EDITOR’S NOTE: The following was written by a Shinbone Star staff member who, given the nature of her experiences recounted here, wishes to remain anonymous.
I got up at 6 a.m. on a Saturday because I had a burning need to make a statement.
I’ve seen several women — and some men — questioning why millions of people marched in the Women’s March on Jan. 21. They say they don’t understand.
It was different for every person. For me, it wasn’t about abortion. I am not Native American. I’m not gay. I’m not a fast-food worker needing a higher wage.
If I had to name one reason I marched, it was because I was harassed as a young woman just out of college working at a newspaper far from home.
It was almost 30 years ago, but someone’s bragging about grabbing pussies brought it roaring back.
An older man who worked in the paper’s composing room would not leave me alone. He started getting too close physically, following me out to my car, asking me out to dinner. It happened on a regular basis. I always said no. A firm no. He kept doing it. I kept saying no.

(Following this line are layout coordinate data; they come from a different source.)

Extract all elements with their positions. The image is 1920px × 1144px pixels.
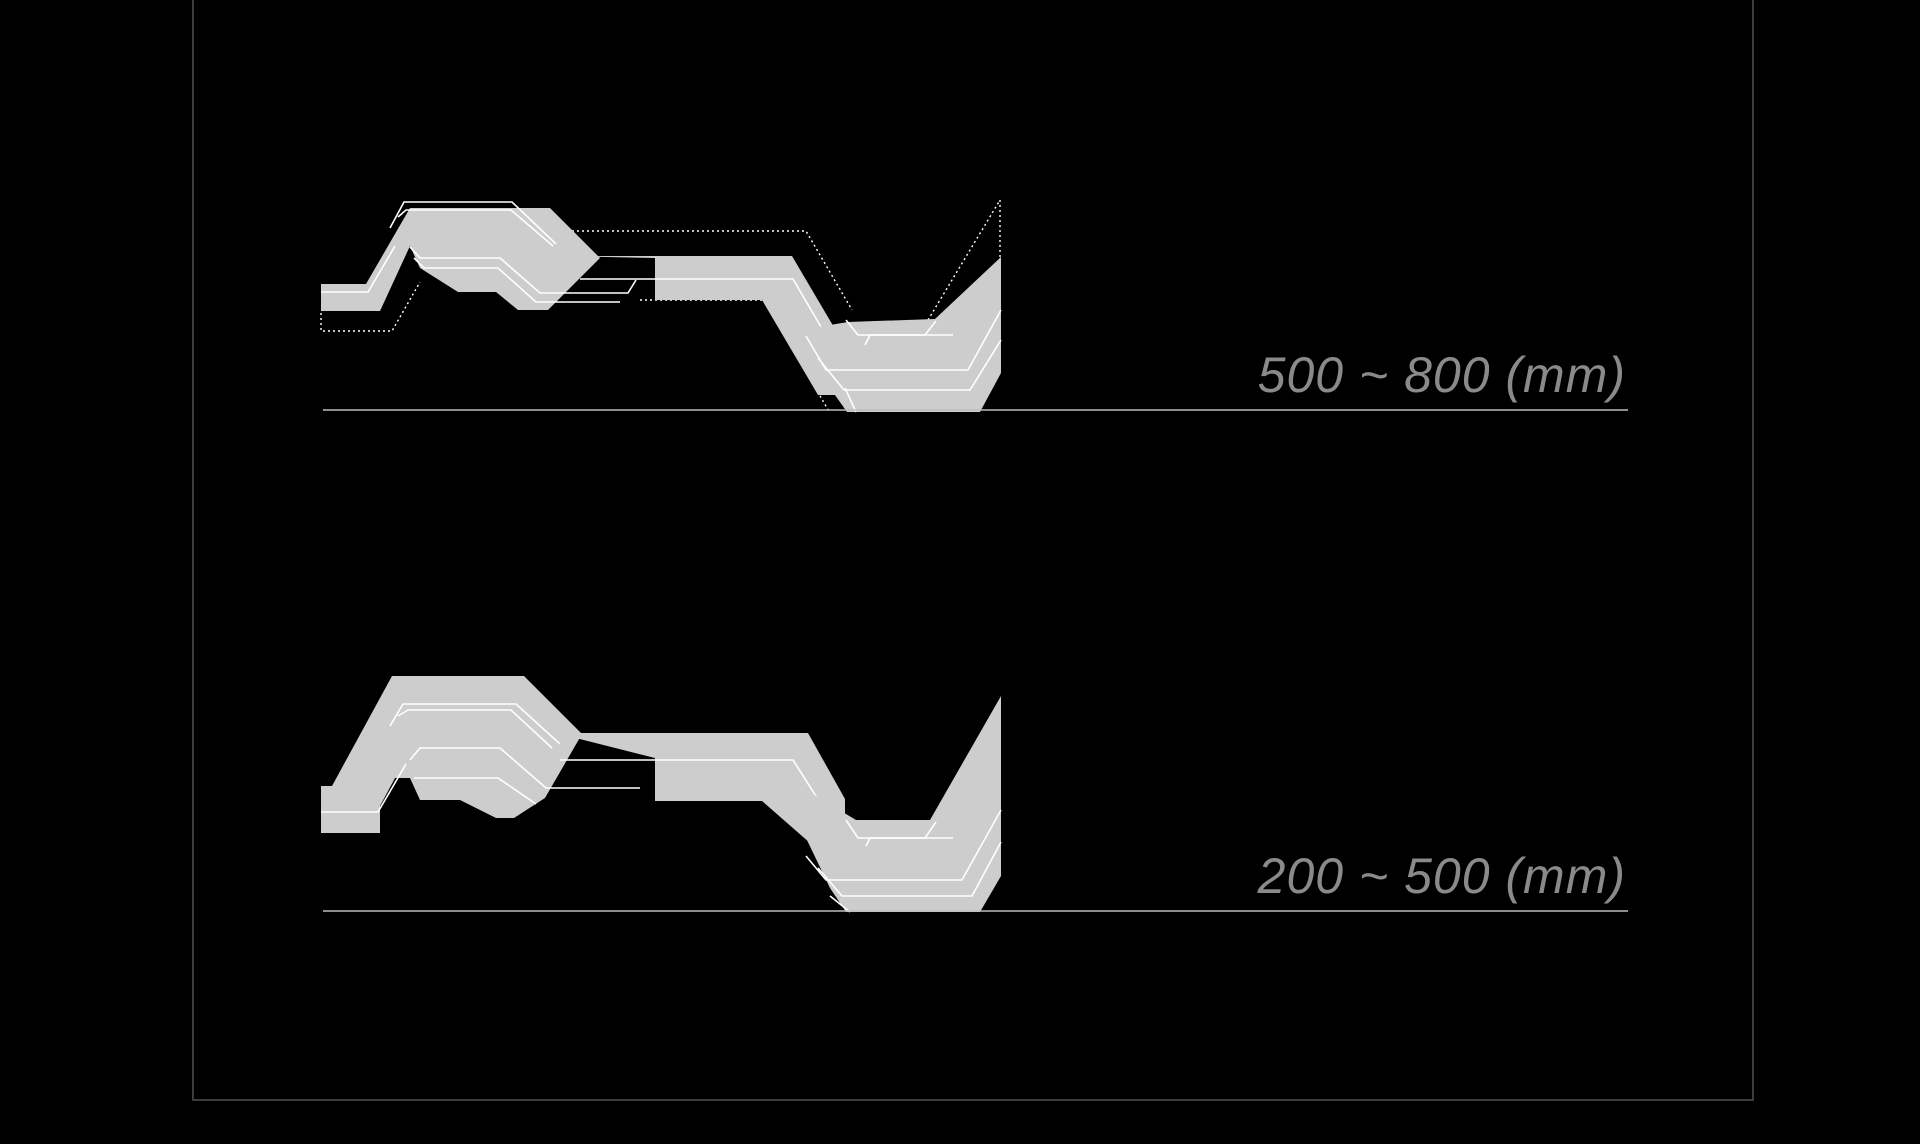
panel-expanded: 500 ~ 800 (mm)	[320, 197, 1628, 414]
frame-border	[192, 0, 1754, 1101]
segment-left	[321, 201, 637, 311]
range-label-expanded: 500 ~ 800 (mm)	[1258, 347, 1626, 403]
segment-left-compact	[321, 676, 640, 833]
segment-middle	[556, 256, 846, 395]
range-label-compact: 200 ~ 500 (mm)	[1257, 848, 1626, 904]
segment-right-compact	[805, 696, 1002, 913]
segment-middle-compact	[556, 733, 846, 850]
panel-compact: 200 ~ 500 (mm)	[321, 676, 1628, 913]
segment-right	[805, 257, 1002, 413]
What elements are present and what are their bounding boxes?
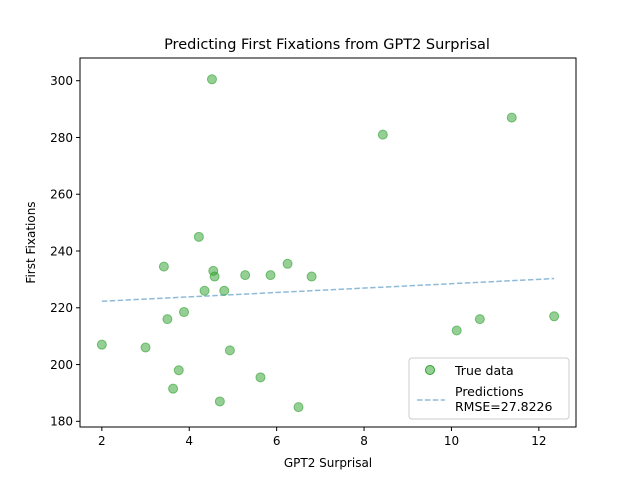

I asked management for help. The managing editor said the guy was harmless. They declined to help me. No one would help me. No one could help me. I ended up leaving that paper, and that old stalker was one of the main reasons.
After the Predator-in-Chief’s pussy-grab tape was heard ‘round the world, I think a lot of women lost sleep. I did. I remember feeling helpless, unsafe, not respected, unheard. And I felt it again. Some women I know are experiencing rage and post-traumatic stress. We don’t understand how that man’s terrible behavior is acceptable, and how so many women could have voted for him.
Women have more rights in the workplace now. That old stalker would not have been allowed to harass me. But I worry for the young women growing up now, that they will not be protected, respected, allowed to live without fear of harassment.
I marched because some part of the trust women have in the goodness of society has been broken.
It doesn’t mean I don’t care about those other issues. People with differing concerns can support each other and become a force. It’s called intersectionality. And we have a new name for each other: re-sister.
If any woman still doesn’t understand why I marched, it’s OK. I marched for you.